FIG. 1 is a schematic configuration diagram of a redox flow battery according to one embodiment of the present invention. FIG. 2 is a diagram showing a power demand curve. FIG. 3 is a schematic configuration diagram showing an example of a conventional redox flow battery. FIG. 4 is a schematic configuration diagram of a conventional device for measuring the concentration of an electrode active material of a secondary battery. In the figure, 1 is a redox flow battery, 3 is a positive electrode solution tank, 4 is a negative electrode solution tank, 6 is a positive electrode, 7 is a negative electrode, 30, 31
Is a conductivity meter. In the drawings, the same reference numerals indicate the same or corresponding parts.

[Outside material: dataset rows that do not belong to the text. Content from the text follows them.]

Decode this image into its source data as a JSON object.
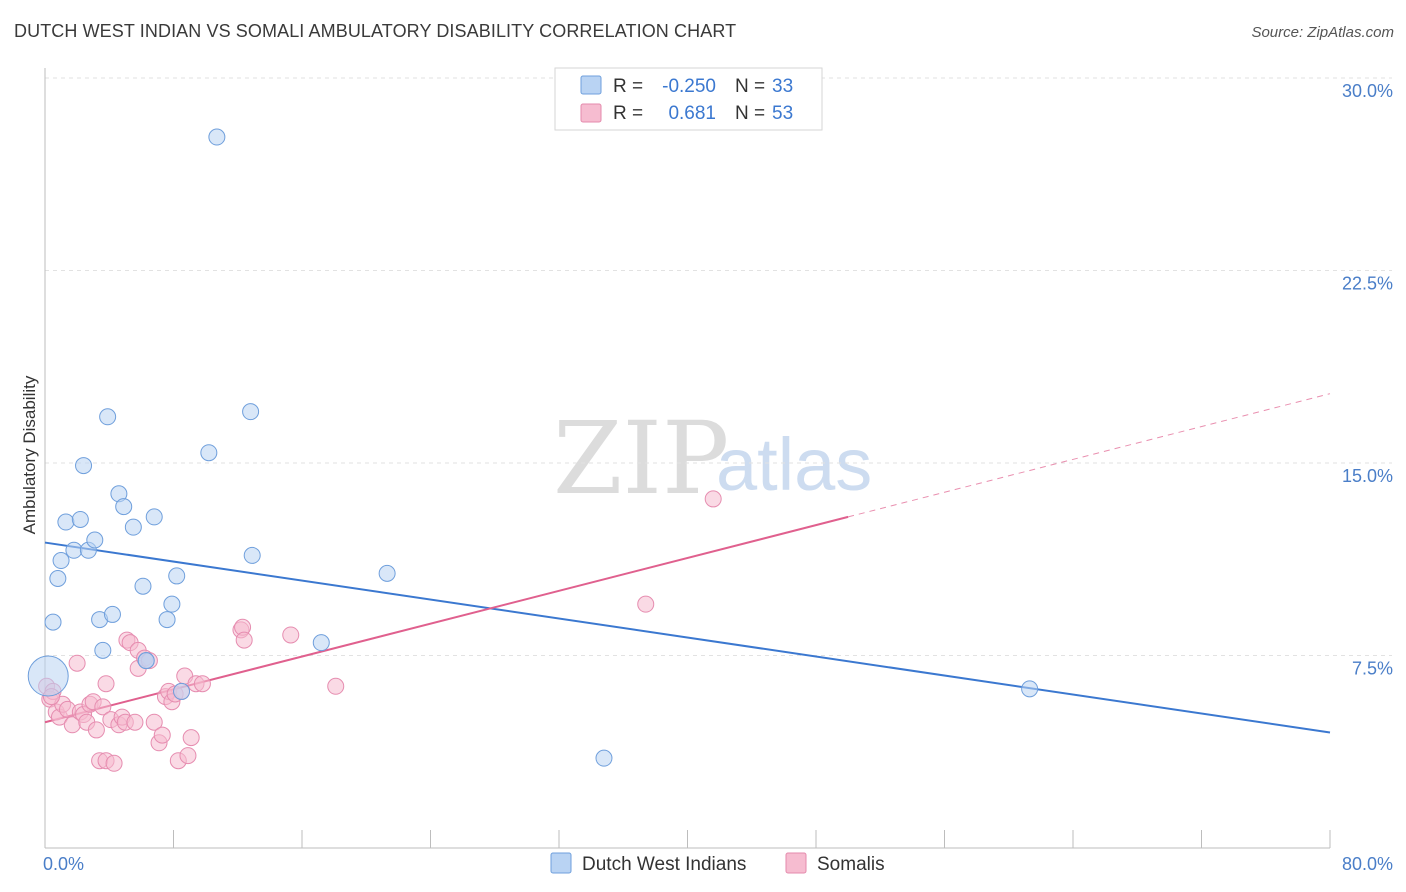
{
  "title": "DUTCH WEST INDIAN VS SOMALI AMBULATORY DISABILITY CORRELATION CHART",
  "source": "Source: ZipAtlas.com",
  "colors": {
    "blue": "#3b78d0",
    "blue_fill": "#b9d3f3",
    "pink": "#e0608e",
    "pink_fill": "#f6bcd0",
    "tick": "#4a7ec8",
    "grid": "#e0e0e0"
  },
  "legend": {
    "r_label": "R =",
    "n_label": "N =",
    "rows": [
      {
        "series": "Dutch West Indians",
        "r": "-0.250",
        "n": "33"
      },
      {
        "series": "Somalis",
        "r": "0.681",
        "n": "53"
      }
    ]
  },
  "watermark": {
    "part1": "ZIP",
    "part2": "atlas"
  },
  "chart_data": {
    "type": "scatter",
    "title": "DUTCH WEST INDIAN VS SOMALI AMBULATORY DISABILITY CORRELATION CHART",
    "xlabel": "",
    "ylabel": "Ambulatory Disability",
    "xlim": [
      0,
      80
    ],
    "ylim": [
      0,
      30
    ],
    "x_tick_labels": [
      "0.0%",
      "80.0%"
    ],
    "y_ticks": [
      7.5,
      15.0,
      22.5,
      30.0
    ],
    "y_tick_labels": [
      "7.5%",
      "15.0%",
      "22.5%",
      "30.0%"
    ],
    "grid": true,
    "series": [
      {
        "name": "Dutch West Indians",
        "color": "#3b78d0",
        "points": [
          [
            0.2,
            6.7
          ],
          [
            0.5,
            8.8
          ],
          [
            0.8,
            10.5
          ],
          [
            1.0,
            11.2
          ],
          [
            1.3,
            12.7
          ],
          [
            1.8,
            11.6
          ],
          [
            2.2,
            12.8
          ],
          [
            2.4,
            14.9
          ],
          [
            2.7,
            11.6
          ],
          [
            3.1,
            12.0
          ],
          [
            3.4,
            8.9
          ],
          [
            3.6,
            7.7
          ],
          [
            3.9,
            16.8
          ],
          [
            4.2,
            9.1
          ],
          [
            4.6,
            13.8
          ],
          [
            4.9,
            13.3
          ],
          [
            5.5,
            12.5
          ],
          [
            6.1,
            10.2
          ],
          [
            6.3,
            7.3
          ],
          [
            6.3,
            7.3
          ],
          [
            6.8,
            12.9
          ],
          [
            7.6,
            8.9
          ],
          [
            7.9,
            9.5
          ],
          [
            8.2,
            10.6
          ],
          [
            8.5,
            6.1
          ],
          [
            10.2,
            15.4
          ],
          [
            10.7,
            27.7
          ],
          [
            12.8,
            17.0
          ],
          [
            12.9,
            11.4
          ],
          [
            17.2,
            8.0
          ],
          [
            21.3,
            10.7
          ],
          [
            34.8,
            3.5
          ],
          [
            61.3,
            6.2
          ]
        ],
        "trend": {
          "x": [
            0,
            80
          ],
          "y": [
            11.9,
            4.5
          ]
        }
      },
      {
        "name": "Somalis",
        "color": "#e0608e",
        "points": [
          [
            0.1,
            6.3
          ],
          [
            0.3,
            5.8
          ],
          [
            0.5,
            6.1
          ],
          [
            0.7,
            5.3
          ],
          [
            0.9,
            5.1
          ],
          [
            1.1,
            5.6
          ],
          [
            1.4,
            5.4
          ],
          [
            1.7,
            4.8
          ],
          [
            2.0,
            7.2
          ],
          [
            2.2,
            5.3
          ],
          [
            2.4,
            5.2
          ],
          [
            2.6,
            4.9
          ],
          [
            2.8,
            5.6
          ],
          [
            3.0,
            5.7
          ],
          [
            3.2,
            4.6
          ],
          [
            3.4,
            3.4
          ],
          [
            3.6,
            5.5
          ],
          [
            3.8,
            3.4
          ],
          [
            3.8,
            6.4
          ],
          [
            4.1,
            5.0
          ],
          [
            4.3,
            3.3
          ],
          [
            4.6,
            4.8
          ],
          [
            4.8,
            5.1
          ],
          [
            5.0,
            4.9
          ],
          [
            5.1,
            8.1
          ],
          [
            5.3,
            8.0
          ],
          [
            5.6,
            4.9
          ],
          [
            5.8,
            7.0
          ],
          [
            5.8,
            7.7
          ],
          [
            6.2,
            7.4
          ],
          [
            6.5,
            7.3
          ],
          [
            6.8,
            4.9
          ],
          [
            7.1,
            4.1
          ],
          [
            7.3,
            4.4
          ],
          [
            7.5,
            5.9
          ],
          [
            7.7,
            6.1
          ],
          [
            7.9,
            5.7
          ],
          [
            8.1,
            6.0
          ],
          [
            8.3,
            3.4
          ],
          [
            8.5,
            6.1
          ],
          [
            8.7,
            6.7
          ],
          [
            8.9,
            3.6
          ],
          [
            9.1,
            4.3
          ],
          [
            9.4,
            6.4
          ],
          [
            9.8,
            6.4
          ],
          [
            12.2,
            8.5
          ],
          [
            12.3,
            8.6
          ],
          [
            12.4,
            8.1
          ],
          [
            15.3,
            8.3
          ],
          [
            18.1,
            6.3
          ],
          [
            37.4,
            9.5
          ],
          [
            41.6,
            13.6
          ],
          [
            0.4,
            5.9
          ]
        ],
        "trend": {
          "x": [
            0,
            50
          ],
          "y": [
            4.9,
            12.9
          ]
        },
        "trend_dashed": {
          "x": [
            50,
            80
          ],
          "y": [
            12.9,
            17.7
          ]
        }
      }
    ]
  }
}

────────────────────────────────────────────────── ─── Continuation of the front page (56) References JP-A-61-240581 (JP, A) JP-A-64-45065 (JP, A) JP-B-53-35480 (JP, B2) (58) Field (Int.Cl. ⁷ , DB name) H01M 8/00-8/24 G01N 27/06

Claims (2)

(57) [Claims] 1. An electrolyte tank for storing an electrolyte containing ions whose valence changes between a first valence state and a second valence state; and an electrolyte tank attached to the electrolyte tank, A conductivity measuring means for measuring the conductivity of the electrolyte stored in the tank; and the first valence in the electrolyte from the conductivity of the electrolyte measured by the conductivity measuring means. A redox flow battery comprising: calibration means for determining a ratio between ions in a state and ions in the second valence state. 2. A redox for obtaining an electromotive force by circulating and supplying an electrolyte containing ions whose valence changes between a first valence state and a second valence state from an electrolyte tank to a battery cell. A method for measuring a charge / discharge depth of a flow battery, wherein the conductivity of the ions in the first valence state and the ions in the second valence state are varied by variously changing them. A step of preparing a calibration curve indicating the relationship between the conductivity and the ratio of the two types of ions prepared and obtained; a step of measuring the conductivity of the electrolytic solution; and the measured conductivity of the electrolytic solution. Measuring the charge / discharge depth of the redox flow battery, comprising: comparing the calibration curve with the calibration curve to determine the ratio of the ions in the first valence state to the ions in the second valence state. how to.